Plus, two dogs close in age gets expensive and heartbreaking later on.


Edit: Here's the link to the sticky I'd love to get two puppies at once Like I said, there is an age difference, but the general principles still apply.


----------



## stmcfred (Aug 13, 2013)

I only have one dog now (he's 8 years old) but I don't think I could handle two puppies! Is your current one obedience trained?


----------



## IllinoisNative (Feb 2, 2010)

I agree with the others. It's best to have a well trained first dog before you think of getting another one. You need a solid foundation with your first dog who is still a puppy himself. He deserves most of your time/attention right now. Two puppies at once is a hellish experience, IMO...lol. I had three years between my dogs and it was fabulous, although I think two years might be sufficient.


----------



## sitstay (Jan 20, 2003)

As the owner of two dogs, I think that two is a wonderful number! However, I also think that your current dog deserves all your time and attention in order to navigate the ups and downs of doggy adolescence.

Once your current dog has been able to benefit from all that hard work you put into training and socializing (and at just 7 months, your current dog has a whole lot of learning and maturing to do still), then it would be a great time to look into bringing a second dog into your home. For most German Shepherds, that is about 2-3 years in age. 

If your puppy has a lot of puppy energy, up your exercise and training regimen. Make your current dog as good as he can be! And then consider another dog.
Sheilah


----------



## MaggieRoseLee (Aug 17, 2001)

Mac's Mom said:


> haha you'll get a lot of opinions and shared experiences on this topic. My opinion is one puppy at a time my friend.


Me too. Specially with a new house!

I like a 5 year split between my dogs, though I'm sure you could have a bit less. Get one practically perfect before adding another.

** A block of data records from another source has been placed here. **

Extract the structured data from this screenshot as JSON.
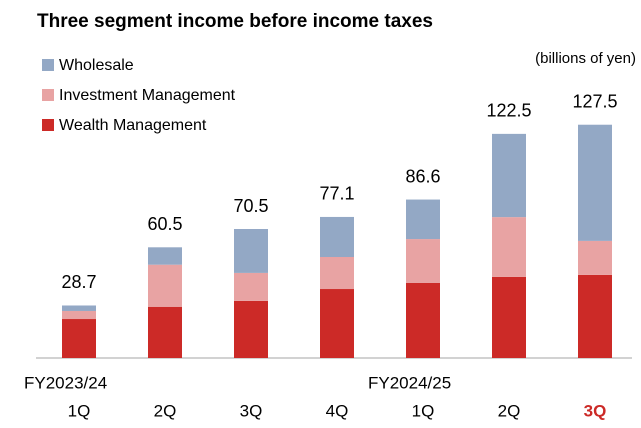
{
  "chart_data": {
    "type": "stacked_bar",
    "title": "Three segment income before income taxes",
    "unit_label": "(billions of yen)",
    "categories": [
      "1Q",
      "2Q",
      "3Q",
      "4Q",
      "1Q",
      "2Q",
      "3Q"
    ],
    "category_groups": [
      "FY2023/24",
      null,
      null,
      null,
      "FY2024/25",
      null,
      null
    ],
    "highlight_index": 6,
    "highlight_color": "#cc2a27",
    "series": [
      {
        "name": "Wealth Management",
        "color": "#cc2a27",
        "values": [
          21.3,
          28.0,
          31.2,
          37.7,
          41.0,
          44.3,
          45.4
        ]
      },
      {
        "name": "Investment Management",
        "color": "#e8a3a3",
        "values": [
          4.4,
          23.0,
          15.3,
          17.5,
          24.0,
          32.7,
          18.6
        ]
      },
      {
        "name": "Wholesale",
        "color": "#93a8c5",
        "values": [
          3.0,
          9.5,
          24.0,
          21.9,
          21.6,
          45.5,
          63.5
        ]
      }
    ],
    "totals": [
      28.7,
      60.5,
      70.5,
      77.1,
      86.6,
      122.5,
      127.5
    ],
    "ylim": [
      0,
      135
    ]
  }
}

Then I know I can focus all the time/attention/training ($$$) on a new puppy when I get it.

You able to read thru this --> http://www.germanshepherds.com/foru...67994-should-i-get-two-puppies-dogs-once.html


----------



## CanHow (Jun 21, 2013)

stmcfred said:


> I only have one dog now (he's 8 years old) but I don't think I could handle two puppies! Is your current one obedience trained?


Yes he is. I take him everywhere with me and the only time I ever have him on a leash is at the pet store and on walks. He's off leash trained and follows me everywhere. Very laid back and is always in the same room with me. He's actually the calmest puppy I've ever been around but once he's got a dog to play with, he loves it


----------



## MaggieRoseLee (Aug 17, 2001)

I'd keep doing a great job with your current pup and use/abuse your friends and THEIR dogs to have playdates for your pup. 





 
GET INTO SOME TYPE OF DOG CLASSES with your dog. Much better to spend that time and money with your current pup rather than the same time/money with a new puppy. It's amazing what our pups can do when we challenge them (btw, what we can do too  )


----------